Ken Ossola’s Of Light, his first collaboration with JCG, shifted the atmosphere toward the digital present. The work probed society’s growing intimacy with artificial intelligence and technology. Our fascination with systems that simulate emotion and connection. Through stark staging and deliberate movement, the dancers embodied both the allure and unease of forming relationships with entities that were never human to begin with. 

In By Any Other Name, choreographer Clifford Williams turned inward, offering an exploration of love in its many forms. The piece unfolded as a study in emotional duality—joy and betrayal, curiosity and heartbreak—mirroring the complexities of lived experience. It was a portrait of love “by any other name,” suggesting that while labels may change, the core impulses of longing and acceptance remain constant. The dancers navigated vulnerability with restraint, allowing silence and stillness to amplify the emotional stakes.
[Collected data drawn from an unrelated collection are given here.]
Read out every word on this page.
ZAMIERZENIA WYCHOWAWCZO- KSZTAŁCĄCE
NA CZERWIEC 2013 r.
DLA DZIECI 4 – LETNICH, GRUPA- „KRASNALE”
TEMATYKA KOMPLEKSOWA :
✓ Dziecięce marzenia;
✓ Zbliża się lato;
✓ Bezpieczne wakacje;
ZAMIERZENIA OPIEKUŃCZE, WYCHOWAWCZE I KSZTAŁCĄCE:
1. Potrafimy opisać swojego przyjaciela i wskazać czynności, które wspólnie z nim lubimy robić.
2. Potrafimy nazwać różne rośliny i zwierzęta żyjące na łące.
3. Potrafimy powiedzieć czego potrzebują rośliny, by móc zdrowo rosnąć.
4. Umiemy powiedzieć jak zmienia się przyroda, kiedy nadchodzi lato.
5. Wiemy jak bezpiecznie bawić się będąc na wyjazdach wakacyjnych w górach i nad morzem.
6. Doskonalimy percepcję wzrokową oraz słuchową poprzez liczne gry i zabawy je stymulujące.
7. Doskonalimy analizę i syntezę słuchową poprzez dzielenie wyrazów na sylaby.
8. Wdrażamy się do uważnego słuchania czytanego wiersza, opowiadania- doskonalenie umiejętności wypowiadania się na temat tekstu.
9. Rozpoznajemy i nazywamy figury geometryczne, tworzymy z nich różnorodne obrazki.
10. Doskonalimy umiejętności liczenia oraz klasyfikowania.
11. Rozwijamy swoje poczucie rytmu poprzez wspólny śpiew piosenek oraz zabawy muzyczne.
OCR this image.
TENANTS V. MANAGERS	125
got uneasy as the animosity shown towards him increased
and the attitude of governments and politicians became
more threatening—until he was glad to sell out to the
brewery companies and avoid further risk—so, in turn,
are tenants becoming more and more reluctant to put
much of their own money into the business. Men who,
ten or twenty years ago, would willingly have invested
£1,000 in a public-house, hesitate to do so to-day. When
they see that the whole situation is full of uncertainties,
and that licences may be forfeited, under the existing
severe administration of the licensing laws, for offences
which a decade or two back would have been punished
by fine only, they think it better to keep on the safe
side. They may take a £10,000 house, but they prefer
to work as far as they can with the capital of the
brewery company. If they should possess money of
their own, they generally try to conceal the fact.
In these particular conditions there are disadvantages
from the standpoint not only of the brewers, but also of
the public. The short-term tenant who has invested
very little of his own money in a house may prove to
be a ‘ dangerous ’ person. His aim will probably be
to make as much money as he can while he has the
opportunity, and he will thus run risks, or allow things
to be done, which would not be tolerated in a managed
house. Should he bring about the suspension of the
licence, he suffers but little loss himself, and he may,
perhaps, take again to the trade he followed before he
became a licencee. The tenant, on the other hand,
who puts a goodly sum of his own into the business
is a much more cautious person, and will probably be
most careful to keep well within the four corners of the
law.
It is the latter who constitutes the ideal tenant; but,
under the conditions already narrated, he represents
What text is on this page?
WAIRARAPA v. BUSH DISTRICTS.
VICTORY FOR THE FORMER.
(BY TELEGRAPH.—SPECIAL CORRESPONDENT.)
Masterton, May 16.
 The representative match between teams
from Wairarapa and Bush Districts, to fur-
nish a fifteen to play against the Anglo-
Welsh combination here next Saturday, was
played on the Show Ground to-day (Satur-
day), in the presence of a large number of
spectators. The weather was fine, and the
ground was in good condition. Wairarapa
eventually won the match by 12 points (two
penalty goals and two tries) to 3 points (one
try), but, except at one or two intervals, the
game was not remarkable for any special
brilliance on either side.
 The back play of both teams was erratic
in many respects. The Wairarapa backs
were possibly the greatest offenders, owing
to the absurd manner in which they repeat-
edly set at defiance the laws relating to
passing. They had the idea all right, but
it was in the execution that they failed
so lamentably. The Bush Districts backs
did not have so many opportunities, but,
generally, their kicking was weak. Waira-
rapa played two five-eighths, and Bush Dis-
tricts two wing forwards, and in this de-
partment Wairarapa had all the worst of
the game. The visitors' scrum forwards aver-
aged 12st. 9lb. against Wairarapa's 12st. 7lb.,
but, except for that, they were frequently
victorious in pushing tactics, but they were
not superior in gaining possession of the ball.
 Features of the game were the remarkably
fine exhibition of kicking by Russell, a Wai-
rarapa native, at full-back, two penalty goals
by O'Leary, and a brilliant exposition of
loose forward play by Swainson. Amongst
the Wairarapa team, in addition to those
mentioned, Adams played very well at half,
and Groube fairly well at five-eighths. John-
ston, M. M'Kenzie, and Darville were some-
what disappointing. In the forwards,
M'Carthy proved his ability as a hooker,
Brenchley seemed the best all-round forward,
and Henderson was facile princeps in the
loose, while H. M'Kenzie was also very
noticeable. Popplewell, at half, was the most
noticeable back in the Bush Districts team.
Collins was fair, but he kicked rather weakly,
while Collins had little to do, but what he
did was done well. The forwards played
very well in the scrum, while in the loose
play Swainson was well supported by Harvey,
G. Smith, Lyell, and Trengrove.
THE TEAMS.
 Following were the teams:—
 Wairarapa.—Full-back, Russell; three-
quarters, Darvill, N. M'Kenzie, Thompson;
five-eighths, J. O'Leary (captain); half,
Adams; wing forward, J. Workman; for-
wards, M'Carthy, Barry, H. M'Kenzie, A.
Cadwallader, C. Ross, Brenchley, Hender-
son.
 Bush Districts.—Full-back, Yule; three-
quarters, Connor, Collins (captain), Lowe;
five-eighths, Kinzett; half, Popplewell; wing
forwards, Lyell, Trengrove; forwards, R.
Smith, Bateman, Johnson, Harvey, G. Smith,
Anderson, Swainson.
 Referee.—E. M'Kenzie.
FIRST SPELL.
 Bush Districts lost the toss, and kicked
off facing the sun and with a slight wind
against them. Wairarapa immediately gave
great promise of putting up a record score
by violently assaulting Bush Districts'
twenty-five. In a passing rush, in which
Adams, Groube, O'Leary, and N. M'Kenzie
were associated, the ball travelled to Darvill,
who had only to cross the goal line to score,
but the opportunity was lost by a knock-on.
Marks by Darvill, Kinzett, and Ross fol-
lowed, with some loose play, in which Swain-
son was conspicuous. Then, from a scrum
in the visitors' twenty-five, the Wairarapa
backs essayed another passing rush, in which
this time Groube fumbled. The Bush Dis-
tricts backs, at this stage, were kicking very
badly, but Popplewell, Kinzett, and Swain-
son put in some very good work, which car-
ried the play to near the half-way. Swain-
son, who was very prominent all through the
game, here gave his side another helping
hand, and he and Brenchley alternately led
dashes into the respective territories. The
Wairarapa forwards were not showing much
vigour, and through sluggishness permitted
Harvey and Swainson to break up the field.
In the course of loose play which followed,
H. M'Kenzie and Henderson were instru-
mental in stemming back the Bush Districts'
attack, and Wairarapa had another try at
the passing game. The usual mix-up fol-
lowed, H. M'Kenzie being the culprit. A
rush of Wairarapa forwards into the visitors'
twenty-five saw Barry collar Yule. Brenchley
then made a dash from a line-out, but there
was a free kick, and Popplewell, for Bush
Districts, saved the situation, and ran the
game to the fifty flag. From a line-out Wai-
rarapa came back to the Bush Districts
The evening concluded with Stolen Moments, a sweeping meditation that felt like paging through the memoirs of countless lives. The choreography examined how easily one’s spark can be dimmed by circumstances. How isolation can persist even in crowded rooms. There was an undercurrent of quiet resilience as bodies reached for connection in shared darkness. The work left the audience suspended in collective stillness, seen and seeing at once.

At its core, the Creative Movers Choreographic Initiative is more than a development program. By focusing on contemporary, modern, and contemporary ballet choreographers from New York and the tristate area, it strikes a deliberate balance between accessibility and artistic rigor. Unlike many emerging artist initiatives that end in workshop showings, CMCI guarantees its choreographers a professional stage and a live audience which is an essential step toward artistic credibility and career momentum.

By intermission, the necessity of such work felt undeniable. In a world marked by technological acceleration and social fragmentation, art that engages directly with the present moment is not a luxury but a need.

Across two nights, In My Art became more than an anniversary program. It was a reflection on empathy, humanity, and the sustaining power of movement. In championing bold and diverse voices, JCG affirmed that the future of dance depends not only on innovation, but on investing in the artists courageous enough to shape it.